I am very excited to share this screening with you – The Woman Under Oath (John M Stahl, 1919) is a really special film that I was lucky enough to research last year, and it is showing on 35mm with live music in NFT1.

Most of you will be familiar with the work of John M Stahl – even though he is best known for a few films that were remade by more famous directors. Douglas Sirk remade both his The Magnificent Obsession and Imitation of Life, while Max Ophüls’ Letter from an Unknown Woman is based on the novella by Stefan Zwieg that seems also to have inspired Stahl’s 1933 Only Yesterday. Perhaps Stahl’s most famous film is 1944’s Leave Her to Heaven. If you have seen any of those titles, it won’t surprise you to learn that Stahl is celebrated as master of melodrama who directed films with strong, passionate heroines. If you’ve seen the last one, you’ll be excited to learn that The Woman Under Oath pivots on a trial.

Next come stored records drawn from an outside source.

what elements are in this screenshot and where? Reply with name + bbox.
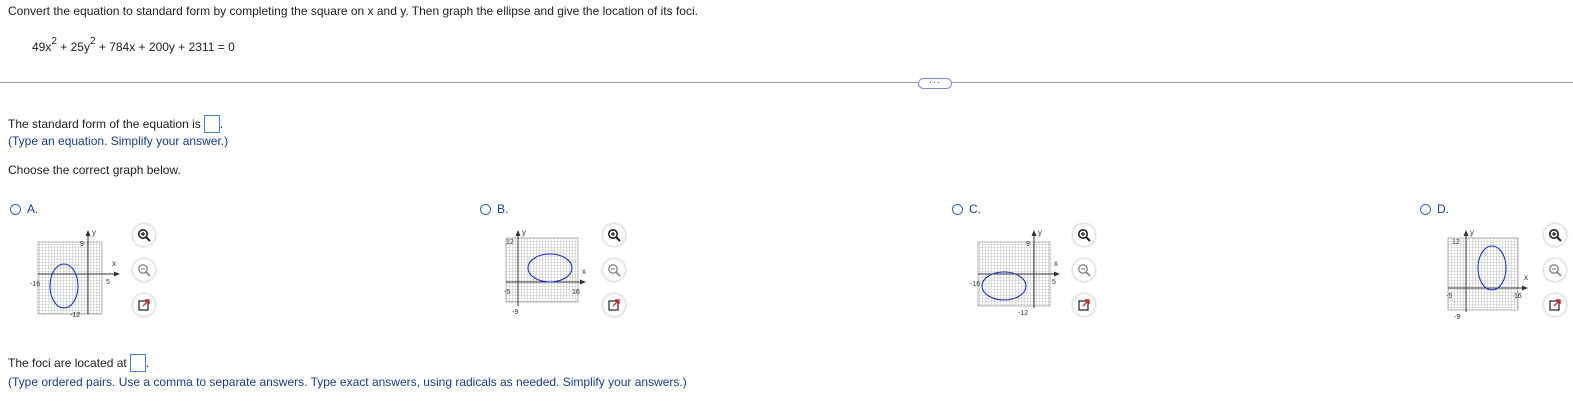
radio-button[interactable] <box>952 203 963 215</box>
tick-label: -16 <box>970 281 980 288</box>
standard-form-prompt: The standard form of the equation is <box>8 117 201 131</box>
zoom-in-button[interactable] <box>1544 224 1566 246</box>
equation-rest: + 784x + 200y + 2311 = 0 <box>95 40 235 54</box>
period: . <box>145 356 150 370</box>
axis-label-x: x <box>1054 259 1058 268</box>
zoom-in-icon <box>1078 229 1091 242</box>
option-label: A. <box>27 202 39 216</box>
zoom-in-icon <box>138 229 151 242</box>
graph-a: y x 9 -16 5 -12 <box>30 228 120 319</box>
option-d[interactable]: D. <box>1420 202 1449 216</box>
popout-button[interactable] <box>1544 294 1566 316</box>
exponent: 2 <box>51 36 57 47</box>
option-label: C. <box>969 202 981 216</box>
tick-label: -5 <box>1446 293 1452 300</box>
axis-label-y: y <box>92 228 96 237</box>
axis-label-x: x <box>1524 273 1528 282</box>
zoom-in-button[interactable] <box>133 224 155 246</box>
option-b[interactable]: B. <box>480 202 508 216</box>
popout-button[interactable] <box>603 294 625 316</box>
zoom-out-icon <box>1549 264 1562 277</box>
zoom-out-icon <box>1078 264 1091 277</box>
option-a[interactable]: A. <box>10 202 38 216</box>
choose-graph-label: Choose the correct graph below. <box>8 163 181 177</box>
zoom-in-button[interactable] <box>1073 224 1095 246</box>
axis-label-y: y <box>522 228 526 237</box>
zoom-out-icon <box>138 264 151 277</box>
popout-icon <box>608 299 620 311</box>
tick-label: 12 <box>506 239 514 246</box>
popout-button[interactable] <box>1073 294 1095 316</box>
tick-label: 9 <box>1026 241 1030 248</box>
popout-icon <box>1549 299 1561 311</box>
tick-label: 5 <box>1052 279 1056 286</box>
popout-icon <box>1078 299 1090 311</box>
radio-button[interactable] <box>10 203 21 215</box>
tick-label: 12 <box>1452 239 1460 246</box>
standard-form-answer-input[interactable] <box>203 115 220 133</box>
expand-button[interactable]: ··· <box>918 78 952 89</box>
axis-label-x: x <box>112 259 116 268</box>
exponent: 2 <box>89 36 96 47</box>
graph-c: y x 9 -16 5 -12 <box>970 228 1060 317</box>
radio-button[interactable] <box>480 203 491 215</box>
zoom-in-icon <box>608 229 621 242</box>
tick-label: 9 <box>80 241 84 248</box>
tick-label: -9 <box>1454 314 1460 321</box>
zoom-out-button[interactable] <box>1544 259 1566 281</box>
zoom-out-button[interactable] <box>133 259 155 281</box>
tick-label: 16 <box>572 289 580 296</box>
divider <box>0 82 1573 83</box>
popout-icon <box>138 299 150 311</box>
option-label: D. <box>1437 202 1449 216</box>
zoom-out-button[interactable] <box>1073 259 1095 281</box>
tick-label: -12 <box>1018 310 1028 317</box>
standard-form-line: The standard form of the equation is . <box>8 115 223 133</box>
question-instruction: Convert the equation to standard form by… <box>8 4 698 18</box>
foci-hint: (Type ordered pairs. Use a comma to sepa… <box>8 375 687 389</box>
equation-term-x: 49x <box>32 40 52 54</box>
radio-button[interactable] <box>1420 203 1431 215</box>
axis-label-y: y <box>1470 228 1474 237</box>
popout-button[interactable] <box>133 294 155 316</box>
tick-label: -9 <box>512 309 518 316</box>
equation: 49x2 + 25y2 + 784x + 200y + 2311 = 0 <box>32 36 235 54</box>
axis-label-y: y <box>1038 228 1042 237</box>
foci-answer-input[interactable] <box>129 354 146 372</box>
zoom-out-button[interactable] <box>603 259 625 281</box>
tick-label: -16 <box>30 281 40 288</box>
graph-d: y x 12 -5 16 -9 <box>1446 228 1528 321</box>
standard-form-hint: (Type an equation. Simplify your answer.… <box>8 134 229 148</box>
axis-label-x: x <box>582 267 586 276</box>
tick-label: -5 <box>504 289 510 296</box>
tick-label: 5 <box>106 279 110 286</box>
graph-b: y x 12 -5 16 -9 <box>504 228 586 316</box>
zoom-in-icon <box>1549 229 1562 242</box>
foci-line: The foci are located at . <box>8 354 149 372</box>
equation-term-y: + 25y <box>56 40 90 54</box>
tick-label: 16 <box>1514 293 1522 300</box>
zoom-in-button[interactable] <box>603 224 625 246</box>
foci-prompt: The foci are located at <box>8 356 127 370</box>
period: . <box>219 117 224 131</box>
zoom-out-icon <box>608 264 621 277</box>
option-label: B. <box>497 202 509 216</box>
tick-label: -12 <box>70 312 80 319</box>
option-c[interactable]: C. <box>952 202 981 216</box>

Until last year, I had never seen any of Stahl’s silent films, which is partly because so few of them have survived (just nine features and various fragments) and even more so because they are very rarely screened. Stahl was born Jacob Morris Strelitsky in Baku, Azerbaijan, but moved to New York as a youngster. Taking the name John Malcolm Stahl, he made a series of movies in the teens and early twenties in New York, before signing with Louis B Mayer Pictures (which later became MGM) in Hollywood in 1924. He was a founding member of the Academy and briefly an executive at the Tiffany studio. He went on to make 20 sound films, however (all of which survive), including the ones mentioned above. His final picture, made in 1949, was the musical Oh, You Beautiful Doll.